While researching RESTful API frameworks I've come across (generally speaking) two types of frameworks:

  1. The first type will (more or less) directly (or nearly directly) map an ORM/ODM scheme of your database to the resources. For example, tbone.

    It does give you options for what fields to expose, as well as the ability to create expose faux fields (e.g. being able to convert an obscure DB enum value to a human readable phrase).

  2. The second type provides the ability to easily define your resources, but you have to fill in the details of what a GET to /users actually does. For example, Flask-RESTful.

The first approach does offer the ability to get up and running faster, however, I have several concerns:

  1. It seems like you're more locked in. With robust enough tests you'd likely be able to replace the framework but seems risky.
  2. Are there any security concerns with giving near direct access to the database or names of fields?
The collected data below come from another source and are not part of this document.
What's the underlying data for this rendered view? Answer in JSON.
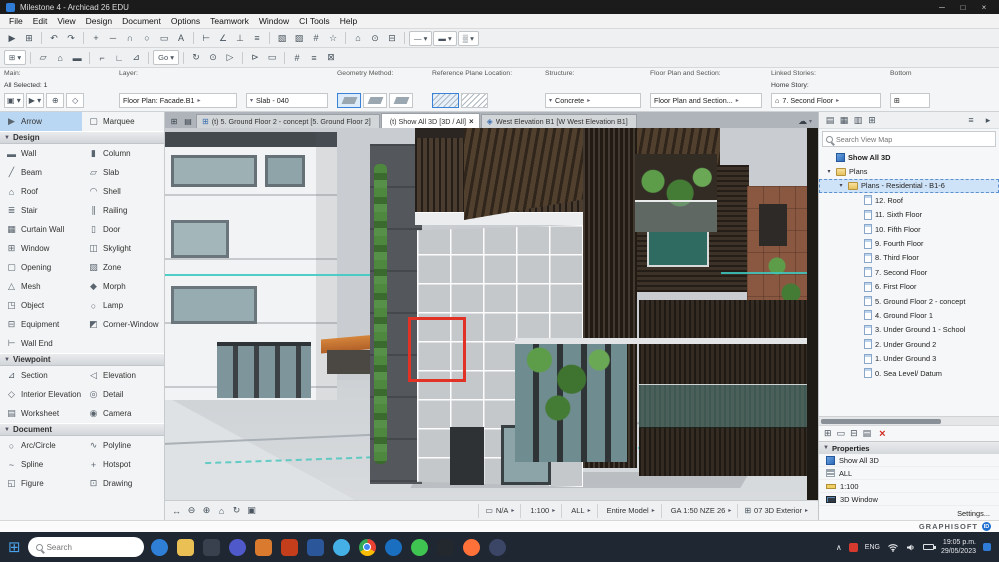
{
  "titlebar": {
    "title": "Milestone 4 - Archicad 26 EDU",
    "minimize": "─",
    "maximize": "□",
    "close": "×"
  },
  "menubar": {
    "items": [
      "File",
      "Edit",
      "View",
      "Design",
      "Document",
      "Options",
      "Teamwork",
      "Window",
      "CI Tools",
      "Help"
    ]
  },
  "toolbar_row1": {
    "icons": [
      {
        "n": "select-arrow-icon",
        "g": "▶"
      },
      {
        "n": "marquee-icon",
        "g": "⊞"
      },
      {
        "n": "sep",
        "g": "",
        "c": "sep"
      },
      {
        "n": "undo-icon",
        "g": "↶"
      },
      {
        "n": "redo-icon",
        "g": "↷"
      },
      {
        "n": "sep",
        "g": "",
        "c": "sep"
      },
      {
        "n": "pan-icon",
        "g": "+"
      },
      {
        "n": "line-icon",
        "g": "─"
      },
      {
        "n": "arc-icon",
        "g": "∩"
      },
      {
        "n": "circle-icon",
        "g": "○"
      },
      {
        "n": "rect-icon",
        "g": "▭"
      },
      {
        "n": "text-icon",
        "g": "A"
      },
      {
        "n": "sep",
        "g": "",
        "c": "sep"
      },
      {
        "n": "dimension-icon",
        "g": "⊢"
      },
      {
        "n": "angle-icon",
        "g": "∠"
      },
      {
        "n": "level-icon",
        "g": "⊥"
      },
      {
        "n": "label-icon",
        "g": "≡"
      },
      {
        "n": "sep",
        "g": "",
        "c": "sep"
      },
      {
        "n": "zone-fill-icon",
        "g": "▧"
      },
      {
        "n": "hatch-icon",
        "g": "▨"
      },
      {
        "n": "grid-snap-icon",
        "g": "#"
      },
      {
        "n": "favorites-icon",
        "g": "☆"
      },
      {
        "n": "sep",
        "g": "",
        "c": "sep"
      },
      {
        "n": "home-story-icon",
        "g": "⌂"
      },
      {
        "n": "camera-path-icon",
        "g": "⊙"
      },
      {
        "n": "layer-combine-icon",
        "g": "⊟"
      },
      {
        "n": "sep",
        "g": "",
        "c": "sep"
      },
      {
        "n": "linetype-dropdown",
        "g": "— ▾",
        "c": "chip"
      },
      {
        "n": "pen-dropdown",
        "g": "▬ ▾",
        "c": "chip"
      },
      {
        "n": "fill-dropdown",
        "g": "▒ ▾",
        "c": "chip"
      }
    ]
  },
  "toolbar_row2": {
    "icons": [
      {
        "n": "view-settings-dropdown",
        "g": "⊞ ▾",
        "c": "chip"
      },
      {
        "n": "sep",
        "g": "",
        "c": "sep"
      },
      {
        "n": "slab-edit-icon",
        "g": "▱"
      },
      {
        "n": "roof-edit-icon",
        "g": "⌂"
      },
      {
        "n": "wall-edit-icon",
        "g": "▬"
      },
      {
        "n": "sep",
        "g": "",
        "c": "sep"
      },
      {
        "n": "corner-icon",
        "g": "⌐"
      },
      {
        "n": "angle-icon",
        "g": "∟"
      },
      {
        "n": "triangle-icon",
        "g": "⊿"
      },
      {
        "n": "sep",
        "g": "",
        "c": "sep"
      },
      {
        "n": "go-dropdown",
        "g": "Go ▾",
        "c": "chip"
      },
      {
        "n": "sep",
        "g": "",
        "c": "sep"
      },
      {
        "n": "rotate-view-icon",
        "g": "↻"
      },
      {
        "n": "orbit-icon",
        "g": "⊙"
      },
      {
        "n": "walkthrough-icon",
        "g": "▷"
      },
      {
        "n": "sep",
        "g": "",
        "c": "sep"
      },
      {
        "n": "markup-flag-icon",
        "g": "⊳"
      },
      {
        "n": "note-icon",
        "g": "▭"
      },
      {
        "n": "sep",
        "g": "",
        "c": "sep"
      },
      {
        "n": "hash-icon",
        "g": "#"
      },
      {
        "n": "list-icon",
        "g": "≡"
      },
      {
        "n": "close-box-icon",
        "g": "⊠"
      }
    ]
  },
  "infobar": {
    "main_label": "Main:",
    "selected_text": "All Selected: 1",
    "main_icons": [
      {
        "n": "default-settings-icon",
        "g": "▣ ▾"
      },
      {
        "n": "arrow-mode-icon",
        "g": "▶ ▾"
      },
      {
        "n": "add-mode-icon",
        "g": "⊕"
      },
      {
        "n": "transform-icon",
        "g": "◇"
      }
    ],
    "layer_label": "Layer:",
    "layer_value": "Floor Plan: Facade.B1",
    "id_value": "Slab - 040",
    "geometry_label": "Geometry Method:",
    "refplane_label": "Reference Plane Location:",
    "structure_label": "Structure:",
    "structure_value": "Concrete",
    "fps_label": "Floor Plan and Section:",
    "fps_value": "Floor Plan and Section...",
    "linked_label": "Linked Stories:",
    "home_story_label": "Home Story:",
    "home_story_value": "7. Second Floor",
    "bottom_label": "Bottom"
  },
  "tabbar": {
    "left_icons": [
      {
        "n": "quick-options-icon",
        "g": "⊞"
      },
      {
        "n": "tab-overview-icon",
        "g": "▤"
      }
    ],
    "tabs": [
      {
        "label": "(t) 5. Ground Floor 2 - concept [5. Ground Floor 2]",
        "icon": "⊞",
        "close": "",
        "cls": ""
      },
      {
        "label": "(t) Show All 3D [3D / All]",
        "icon": "",
        "close": "×",
        "cls": "active"
      },
      {
        "label": "West Elevation B1 [W West Elevation B1]",
        "icon": "◈",
        "close": "",
        "cls": ""
      }
    ],
    "cloud_icon": "☁",
    "cloud_caret": "▾"
  },
  "toolbox": {
    "select_tools": [
      {
        "label": "Arrow",
        "icon": "▶",
        "cls": "sel"
      },
      {
        "label": "Marquee",
        "icon": "▢",
        "cls": ""
      }
    ],
    "design_header": "Design",
    "design_tools": [
      {
        "label": "Wall",
        "icon": "▬"
      },
      {
        "label": "Column",
        "icon": "▮"
      },
      {
        "label": "Beam",
        "icon": "╱"
      },
      {
        "label": "Slab",
        "icon": "▱"
      },
      {
        "label": "Roof",
        "icon": "⌂"
      },
      {
        "label": "Shell",
        "icon": "◠"
      },
      {
        "label": "Stair",
        "icon": "≣"
      },
      {
        "label": "Railing",
        "icon": "∥"
      },
      {
        "label": "Curtain Wall",
        "icon": "▦"
      },
      {
        "label": "Door",
        "icon": "▯"
      },
      {
        "label": "Window",
        "icon": "⊞"
      },
      {
        "label": "Skylight",
        "icon": "◫"
      },
      {
        "label": "Opening",
        "icon": "▢"
      },
      {
        "label": "Zone",
        "icon": "▨"
      },
      {
        "label": "Mesh",
        "icon": "△"
      },
      {
        "label": "Morph",
        "icon": "◆"
      },
      {
        "label": "Object",
        "icon": "◳"
      },
      {
        "label": "Lamp",
        "icon": "○"
      },
      {
        "label": "Equipment",
        "icon": "⊟"
      },
      {
        "label": "Corner-Window",
        "icon": "◩"
      },
      {
        "label": "Wall End",
        "icon": "⊢"
      }
    ],
    "viewpoint_header": "Viewpoint",
    "viewpoint_tools": [
      {
        "label": "Section",
        "icon": "⊿"
      },
      {
        "label": "Elevation",
        "icon": "◁"
      },
      {
        "label": "Interior Elevation",
        "icon": "◇"
      },
      {
        "label": "Detail",
        "icon": "◎"
      },
      {
        "label": "Worksheet",
        "icon": "▤"
      },
      {
        "label": "Camera",
        "icon": "◉"
      }
    ],
    "document_header": "Document",
    "document_tools": [
      {
        "label": "Arc/Circle",
        "icon": "○"
      },
      {
        "label": "Polyline",
        "icon": "∿"
      },
      {
        "label": "Spline",
        "icon": "~"
      },
      {
        "label": "Hotspot",
        "icon": "+"
      },
      {
        "label": "Figure",
        "icon": "◱"
      },
      {
        "label": "Drawing",
        "icon": "⊡"
      }
    ]
  },
  "navigator": {
    "header_icons": [
      {
        "n": "project-chooser-icon",
        "g": "▤"
      },
      {
        "n": "view-map-icon",
        "g": "▦"
      },
      {
        "n": "layout-book-icon",
        "g": "▥"
      },
      {
        "n": "publisher-icon",
        "g": "⊞"
      }
    ],
    "menu_icon": "≡",
    "expand_icon": "▸",
    "search_placeholder": "Search View Map",
    "tree": [
      {
        "label": "Show All 3D",
        "icon": "i-cube",
        "arrow": "",
        "cls": "lvl0 bold"
      },
      {
        "label": "Plans",
        "icon": "i-folder",
        "arrow": "▾",
        "cls": "lvl0"
      },
      {
        "label": "Plans - Residential - B1-6",
        "icon": "i-folder",
        "arrow": "▾",
        "cls": "lvl1 selected"
      },
      {
        "label": "12. Roof",
        "icon": "i-plan",
        "arrow": "",
        "cls": "lvl2"
      },
      {
        "label": "11. Sixth Floor",
        "icon": "i-plan",
        "arrow": "",
        "cls": "lvl2"
      },
      {
        "label": "10. Fifth Floor",
        "icon": "i-plan",
        "arrow": "",
        "cls": "lvl2"
      },
      {
        "label": "9. Fourth Floor",
        "icon": "i-plan",
        "arrow": "",
        "cls": "lvl2"
      },
      {
        "label": "8. Third Floor",
        "icon": "i-plan",
        "arrow": "",
        "cls": "lvl2"
      },
      {
        "label": "7. Second Floor",
        "icon": "i-plan",
        "arrow": "",
        "cls": "lvl2"
      },
      {
        "label": "6. First Floor",
        "icon": "i-plan",
        "arrow": "",
        "cls": "lvl2"
      },
      {
        "label": "5. Ground Floor 2 - concept",
        "icon": "i-plan",
        "arrow": "",
        "cls": "lvl2"
      },
      {
        "label": "4. Ground Floor 1",
        "icon": "i-plan",
        "arrow": "",
        "cls": "lvl2"
      },
      {
        "label": "3. Under Ground 1 - School",
        "icon": "i-plan",
        "arrow": "",
        "cls": "lvl2"
      },
      {
        "label": "2. Under Ground 2",
        "icon": "i-plan",
        "arrow": "",
        "cls": "lvl2"
      },
      {
        "label": "1. Under Ground 3",
        "icon": "i-plan",
        "arrow": "",
        "cls": "lvl2"
      },
      {
        "label": "0. Sea Level/ Datum",
        "icon": "i-plan",
        "arrow": "",
        "cls": "lvl2"
      }
    ],
    "tool_icons": [
      {
        "n": "new-viewpoint-icon",
        "g": "⊞"
      },
      {
        "n": "edit-view-icon",
        "g": "▭"
      },
      {
        "n": "clone-folder-icon",
        "g": "⊟"
      },
      {
        "n": "save-view-icon",
        "g": "▤"
      }
    ],
    "delete_icon": "×"
  },
  "properties": {
    "header": "Properties",
    "rows": [
      {
        "label": "Show All 3D",
        "icon": "i-cube"
      },
      {
        "label": "ALL",
        "icon": "i-layers"
      },
      {
        "label": "1:100",
        "icon": "i-scale"
      },
      {
        "label": "3D Window",
        "icon": "i-monitor"
      }
    ],
    "settings_label": "Settings..."
  },
  "statusbar": {
    "icons": [
      {
        "n": "pan-icon",
        "g": "↔"
      },
      {
        "n": "zoom-out-icon",
        "g": "⊖"
      },
      {
        "n": "zoom-in-icon",
        "g": "⊕"
      },
      {
        "n": "fit-view-icon",
        "g": "⌂"
      },
      {
        "n": "orbit-icon",
        "g": "↻"
      },
      {
        "n": "walk-mode-icon",
        "g": "▣"
      }
    ],
    "chips": [
      {
        "icon": "▭",
        "label": "N/A"
      },
      {
        "icon": "",
        "label": "1:100"
      },
      {
        "icon": "",
        "label": "ALL"
      },
      {
        "icon": "",
        "label": "Entire Model"
      },
      {
        "icon": "",
        "label": "GA 1:50 NZE 26"
      },
      {
        "icon": "⊞",
        "label": "07 3D Exterior"
      }
    ]
  },
  "branding": {
    "name": "GRAPHISOFT",
    "badge": "ID"
  },
  "taskbar": {
    "start_icon": "⊞",
    "search_placeholder": "Search",
    "apps": [
      {
        "name": "taskbar-edge-icon",
        "color": "#2f7fd6",
        "cls": "round"
      },
      {
        "name": "taskbar-file-explorer-icon",
        "color": "#eac054",
        "cls": ""
      },
      {
        "name": "taskbar-photos-icon",
        "color": "#39414e",
        "cls": ""
      },
      {
        "name": "taskbar-teams-icon",
        "color": "#5059c9",
        "cls": "round"
      },
      {
        "name": "taskbar-outlook-icon",
        "color": "#d97a2e",
        "cls": ""
      },
      {
        "name": "taskbar-powerpoint-icon",
        "color": "#c43e1c",
        "cls": ""
      },
      {
        "name": "taskbar-word-icon",
        "color": "#2b579a",
        "cls": ""
      },
      {
        "name": "taskbar-skype-icon",
        "color": "#45b0e6",
        "cls": "round"
      },
      {
        "name": "taskbar-chrome-icon",
        "color": "conic-gradient(#ea4335 0 120deg, #fbbc05 0 240deg, #34a853 0 360deg)",
        "cls": "chrome round"
      },
      {
        "name": "taskbar-edge-beta-icon",
        "color": "#1b6fc0",
        "cls": "round"
      },
      {
        "name": "taskbar-whatsapp-icon",
        "color": "#3fc351",
        "cls": "round"
      },
      {
        "name": "taskbar-camera-icon",
        "color": "#23272e",
        "cls": ""
      },
      {
        "name": "taskbar-firefox-icon",
        "color": "#ff7139",
        "cls": "round"
      },
      {
        "name": "taskbar-discord-icon",
        "color": "#3b4566",
        "cls": "round"
      }
    ],
    "tray": {
      "chevron": "∧",
      "lang": "ENG",
      "time": "19:05 p.m.",
      "date": "29/05/2023"
    }
  }
}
Is it safe to use these sorts of frameworks? Or is it a better idea long term to write your APIs from scratch?


  • This is going to depend on your domain. Are you writing a brokerage account system, or facebook for cats? Jan 22 '19 at 5:06

It's fine to use frameworks as long as you don't tightly couple any application-specific logic to them. If all you need to do is map database fields to a REST API, and someone's already done that for you, there's no need to reinvent the wheel.

If you ever start writing significant amounts of custom code to encapsulate business logic, you want to make sure that code is independent of any frameworks and you have a thin glue layer between your code and the framework. That way, if you ever decide to switch to a different framework, you only have to rewrite the glue layer.